Why would you launch it before getting at least a few ideas to browse? Now there's some buzz, I'm eager to find something too look at, there's no meat - if we exclude the only (recursive) submission.


How are they going to get submissions if they dont launch it? I understand your point, but to get submissions, they need to get eyes on the platform.


I think this is a prime case for individual outreach.

"Hey I saw you on Indie Hackers building X. I am building in public, too.

I just finished a site that helps small projects raise funds and get feedback. Think producthunt for indie hackers. It's free to sign up and I am going to do a big marketing push in the next few weeks. Would love to have your project on there!"


Exactly, and that's how ideas get off ground.

I don't think Indie Backers can replace this process.


I totally agree, I don't think Indiebackers should replace that process, it's completely different. I'm terrible at networking but I hope this launch will get me out of my comfort zone.


It's the old catch-22, you gotta start somewhere, I do admit I should have launched on perhaps other platforms before coming here so the hackernews community had more content to browse. Initially I only had my submission but it's already catching up, have a look, there is almost 10 ideas already.


What is a github logotype link? I have no idea what to put into that field. I've tried everything I can think of with no luck. EDIT: I think it may just be that edit isn't saving, I can't change the state out of draft either. It would be nice if there was a support email or something on the site.

EDIT2: Indeed, seems to be a bug.
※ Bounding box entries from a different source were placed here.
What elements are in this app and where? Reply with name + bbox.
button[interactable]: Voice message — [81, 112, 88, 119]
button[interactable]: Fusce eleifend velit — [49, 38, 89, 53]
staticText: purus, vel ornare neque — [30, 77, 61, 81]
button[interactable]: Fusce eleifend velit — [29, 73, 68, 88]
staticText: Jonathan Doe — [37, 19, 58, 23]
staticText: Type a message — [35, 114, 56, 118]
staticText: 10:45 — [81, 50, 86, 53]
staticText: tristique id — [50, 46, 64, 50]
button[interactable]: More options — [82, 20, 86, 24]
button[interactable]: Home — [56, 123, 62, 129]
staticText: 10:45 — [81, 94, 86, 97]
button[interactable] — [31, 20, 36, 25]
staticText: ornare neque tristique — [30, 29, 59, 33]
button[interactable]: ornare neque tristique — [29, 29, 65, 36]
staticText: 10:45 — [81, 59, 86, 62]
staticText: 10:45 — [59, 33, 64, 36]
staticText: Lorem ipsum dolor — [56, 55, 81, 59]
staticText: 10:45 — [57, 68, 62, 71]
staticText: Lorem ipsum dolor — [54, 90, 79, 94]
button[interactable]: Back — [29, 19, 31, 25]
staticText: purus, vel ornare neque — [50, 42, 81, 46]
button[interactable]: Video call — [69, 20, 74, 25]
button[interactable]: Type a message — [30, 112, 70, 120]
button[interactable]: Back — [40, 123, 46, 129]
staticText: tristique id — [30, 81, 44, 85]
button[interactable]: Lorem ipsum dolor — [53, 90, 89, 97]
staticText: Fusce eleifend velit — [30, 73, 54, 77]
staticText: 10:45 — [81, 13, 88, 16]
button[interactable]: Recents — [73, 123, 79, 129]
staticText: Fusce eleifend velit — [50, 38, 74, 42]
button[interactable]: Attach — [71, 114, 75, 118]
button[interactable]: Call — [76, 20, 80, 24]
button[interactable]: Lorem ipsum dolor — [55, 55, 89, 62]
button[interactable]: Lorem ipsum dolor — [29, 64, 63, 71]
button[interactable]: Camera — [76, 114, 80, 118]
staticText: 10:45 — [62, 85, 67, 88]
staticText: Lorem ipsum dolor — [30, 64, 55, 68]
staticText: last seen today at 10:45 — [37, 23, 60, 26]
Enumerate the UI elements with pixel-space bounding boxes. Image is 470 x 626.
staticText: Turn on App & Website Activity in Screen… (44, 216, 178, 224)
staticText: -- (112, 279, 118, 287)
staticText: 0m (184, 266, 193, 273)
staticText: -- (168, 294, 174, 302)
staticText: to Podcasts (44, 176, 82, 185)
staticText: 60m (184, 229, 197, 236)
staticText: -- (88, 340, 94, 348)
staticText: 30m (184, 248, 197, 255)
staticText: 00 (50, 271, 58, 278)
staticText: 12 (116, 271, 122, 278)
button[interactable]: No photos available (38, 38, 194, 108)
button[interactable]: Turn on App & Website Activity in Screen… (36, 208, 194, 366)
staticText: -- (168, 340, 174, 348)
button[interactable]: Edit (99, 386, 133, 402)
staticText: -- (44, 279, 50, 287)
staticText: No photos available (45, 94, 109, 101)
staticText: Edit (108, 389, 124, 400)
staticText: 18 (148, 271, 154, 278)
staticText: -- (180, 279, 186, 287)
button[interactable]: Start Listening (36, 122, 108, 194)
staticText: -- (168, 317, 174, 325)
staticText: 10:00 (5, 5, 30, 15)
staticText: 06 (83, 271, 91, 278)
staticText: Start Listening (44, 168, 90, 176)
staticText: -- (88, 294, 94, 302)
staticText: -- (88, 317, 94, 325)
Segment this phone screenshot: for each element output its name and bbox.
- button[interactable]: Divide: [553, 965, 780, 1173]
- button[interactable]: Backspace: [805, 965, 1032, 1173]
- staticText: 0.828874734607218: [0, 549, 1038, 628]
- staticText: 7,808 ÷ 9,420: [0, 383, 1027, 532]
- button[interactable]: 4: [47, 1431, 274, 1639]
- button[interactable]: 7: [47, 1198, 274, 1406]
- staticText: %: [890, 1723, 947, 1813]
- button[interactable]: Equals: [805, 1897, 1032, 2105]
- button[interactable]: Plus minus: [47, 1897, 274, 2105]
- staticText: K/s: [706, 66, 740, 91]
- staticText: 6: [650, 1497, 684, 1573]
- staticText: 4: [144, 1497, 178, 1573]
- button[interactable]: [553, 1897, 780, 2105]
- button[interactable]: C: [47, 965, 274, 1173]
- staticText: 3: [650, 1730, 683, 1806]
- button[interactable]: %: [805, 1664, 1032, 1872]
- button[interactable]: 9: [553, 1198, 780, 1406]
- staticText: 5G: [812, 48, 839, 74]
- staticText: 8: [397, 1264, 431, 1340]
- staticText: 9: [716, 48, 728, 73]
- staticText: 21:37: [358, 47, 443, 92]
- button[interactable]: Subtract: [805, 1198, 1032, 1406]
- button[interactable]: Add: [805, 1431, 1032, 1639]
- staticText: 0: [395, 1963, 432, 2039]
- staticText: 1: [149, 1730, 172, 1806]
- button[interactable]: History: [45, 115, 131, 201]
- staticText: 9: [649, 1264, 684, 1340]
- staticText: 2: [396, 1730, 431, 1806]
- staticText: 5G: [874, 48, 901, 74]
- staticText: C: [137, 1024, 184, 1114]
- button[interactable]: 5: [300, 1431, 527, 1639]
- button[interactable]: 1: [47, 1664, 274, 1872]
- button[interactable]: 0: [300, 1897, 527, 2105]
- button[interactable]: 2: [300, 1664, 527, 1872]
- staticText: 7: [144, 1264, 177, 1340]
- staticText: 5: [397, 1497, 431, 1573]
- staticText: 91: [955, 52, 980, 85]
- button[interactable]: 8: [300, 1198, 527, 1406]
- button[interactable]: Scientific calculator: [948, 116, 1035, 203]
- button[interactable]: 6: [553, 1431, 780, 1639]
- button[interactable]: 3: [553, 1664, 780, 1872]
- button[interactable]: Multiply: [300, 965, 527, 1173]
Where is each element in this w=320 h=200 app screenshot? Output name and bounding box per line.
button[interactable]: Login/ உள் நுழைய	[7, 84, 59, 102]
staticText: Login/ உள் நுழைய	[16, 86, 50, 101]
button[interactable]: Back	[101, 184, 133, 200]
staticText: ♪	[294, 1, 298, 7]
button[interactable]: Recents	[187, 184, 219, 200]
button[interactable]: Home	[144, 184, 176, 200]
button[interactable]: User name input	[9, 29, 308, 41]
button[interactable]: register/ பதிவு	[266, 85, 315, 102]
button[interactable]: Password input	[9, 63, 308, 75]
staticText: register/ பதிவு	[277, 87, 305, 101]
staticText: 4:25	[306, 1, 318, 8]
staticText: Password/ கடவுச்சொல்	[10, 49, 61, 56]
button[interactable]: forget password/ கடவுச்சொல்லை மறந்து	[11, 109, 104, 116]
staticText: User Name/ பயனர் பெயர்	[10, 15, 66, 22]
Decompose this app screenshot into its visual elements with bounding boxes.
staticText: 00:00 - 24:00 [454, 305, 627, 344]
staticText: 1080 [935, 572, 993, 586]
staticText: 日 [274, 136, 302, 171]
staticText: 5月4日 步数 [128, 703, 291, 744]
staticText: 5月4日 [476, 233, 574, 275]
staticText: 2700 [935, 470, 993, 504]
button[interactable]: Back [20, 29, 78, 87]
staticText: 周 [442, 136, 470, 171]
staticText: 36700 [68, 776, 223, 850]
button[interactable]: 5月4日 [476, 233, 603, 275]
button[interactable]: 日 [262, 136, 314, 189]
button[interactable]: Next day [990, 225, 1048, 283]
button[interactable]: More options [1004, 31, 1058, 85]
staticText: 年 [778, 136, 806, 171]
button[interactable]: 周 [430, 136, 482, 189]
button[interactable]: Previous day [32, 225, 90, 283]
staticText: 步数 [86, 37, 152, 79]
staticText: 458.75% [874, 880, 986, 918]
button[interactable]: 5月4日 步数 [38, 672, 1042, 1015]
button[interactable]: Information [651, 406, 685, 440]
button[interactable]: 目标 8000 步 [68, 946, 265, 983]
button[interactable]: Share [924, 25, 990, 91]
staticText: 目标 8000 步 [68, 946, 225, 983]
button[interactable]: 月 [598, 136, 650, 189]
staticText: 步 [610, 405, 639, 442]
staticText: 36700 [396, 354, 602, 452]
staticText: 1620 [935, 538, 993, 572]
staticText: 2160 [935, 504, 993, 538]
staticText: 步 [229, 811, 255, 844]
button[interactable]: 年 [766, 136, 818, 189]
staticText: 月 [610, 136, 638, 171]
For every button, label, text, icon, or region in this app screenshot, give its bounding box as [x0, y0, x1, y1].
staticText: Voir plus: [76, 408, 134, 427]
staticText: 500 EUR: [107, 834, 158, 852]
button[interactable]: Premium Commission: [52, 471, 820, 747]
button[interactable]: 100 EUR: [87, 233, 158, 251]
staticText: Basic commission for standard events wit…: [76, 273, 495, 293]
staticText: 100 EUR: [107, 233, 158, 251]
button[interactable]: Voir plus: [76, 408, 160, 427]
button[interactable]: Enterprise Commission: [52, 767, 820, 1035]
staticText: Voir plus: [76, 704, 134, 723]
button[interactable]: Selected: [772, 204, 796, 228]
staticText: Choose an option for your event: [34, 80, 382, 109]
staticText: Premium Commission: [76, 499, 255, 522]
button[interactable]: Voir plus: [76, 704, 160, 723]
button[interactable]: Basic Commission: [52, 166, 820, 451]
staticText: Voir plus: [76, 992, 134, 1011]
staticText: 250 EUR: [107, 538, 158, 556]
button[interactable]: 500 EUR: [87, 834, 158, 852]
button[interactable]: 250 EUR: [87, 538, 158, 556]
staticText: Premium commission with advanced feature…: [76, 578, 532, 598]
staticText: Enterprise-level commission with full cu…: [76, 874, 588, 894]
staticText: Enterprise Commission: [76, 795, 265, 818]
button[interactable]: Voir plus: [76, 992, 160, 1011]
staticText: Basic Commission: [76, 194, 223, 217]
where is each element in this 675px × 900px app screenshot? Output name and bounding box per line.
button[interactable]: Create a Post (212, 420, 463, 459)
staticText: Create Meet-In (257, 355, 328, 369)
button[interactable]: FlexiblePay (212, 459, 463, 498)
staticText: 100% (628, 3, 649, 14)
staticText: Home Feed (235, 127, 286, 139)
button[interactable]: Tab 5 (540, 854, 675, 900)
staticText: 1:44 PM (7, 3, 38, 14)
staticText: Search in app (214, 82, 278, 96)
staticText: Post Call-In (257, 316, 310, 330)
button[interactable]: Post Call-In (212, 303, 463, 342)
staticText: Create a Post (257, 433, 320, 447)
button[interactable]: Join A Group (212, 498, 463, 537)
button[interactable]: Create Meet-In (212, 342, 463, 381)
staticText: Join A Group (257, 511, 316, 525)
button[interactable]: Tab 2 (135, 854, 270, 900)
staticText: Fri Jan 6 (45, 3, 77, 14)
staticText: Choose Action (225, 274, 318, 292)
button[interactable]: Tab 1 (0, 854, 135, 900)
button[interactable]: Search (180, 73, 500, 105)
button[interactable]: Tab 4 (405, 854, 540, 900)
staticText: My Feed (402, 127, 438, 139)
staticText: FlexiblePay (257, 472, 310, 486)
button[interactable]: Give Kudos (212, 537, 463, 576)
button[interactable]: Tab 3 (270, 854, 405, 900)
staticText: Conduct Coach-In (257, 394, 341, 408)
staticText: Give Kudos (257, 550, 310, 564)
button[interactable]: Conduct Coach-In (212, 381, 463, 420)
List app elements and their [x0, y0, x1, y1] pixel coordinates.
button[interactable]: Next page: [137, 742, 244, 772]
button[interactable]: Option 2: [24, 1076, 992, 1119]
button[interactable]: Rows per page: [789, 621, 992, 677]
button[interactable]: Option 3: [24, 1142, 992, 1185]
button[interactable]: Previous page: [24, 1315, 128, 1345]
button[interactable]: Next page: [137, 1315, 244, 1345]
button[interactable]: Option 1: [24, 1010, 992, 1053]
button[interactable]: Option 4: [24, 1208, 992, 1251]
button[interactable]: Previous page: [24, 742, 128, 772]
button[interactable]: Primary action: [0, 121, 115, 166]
I was able to create a new one and it worked fine, but now it also seems there's no delete button to remove the original one I made.


I patched the update error in production tonight and there is a feature to delete existing ones, thanks for helping out!


Benefits such as lifetime free or discounted access are not enough to convince me to share my email.

I would be convinced by something more specific: a roadmap with milestones, a clear mapping between the amount of help and received benefits, etc.


I think a disposable email address has arguably zero value and can be traded for anything.


This is essentially a marketplace model, these are famously hard to do (believe me, I tried..), you basically need to cover new projects coming in AND generating traction for these projects.

Nevertheless, I like the idea, good luck!


I never thought about this that way. Maybe you're right. We'll see if this will get any traction if it's notoriously hard to do. Thanks for the support!


I love the idea. Have you heard of https://bountysource.com/? Not quite the same thing but might give you some ideas.


Thanks! Haven't heard about it but will definitely check it out! I like the idea about bounties!: "Debugging Your team is getting crazy, losing time and money to get these bugs fixed ! Let the Bountysource community fix it. A bounty, a solution."


Interesting concept, although I'd never engage with products that do "Discord meetings" as the primary way of collecting feedback.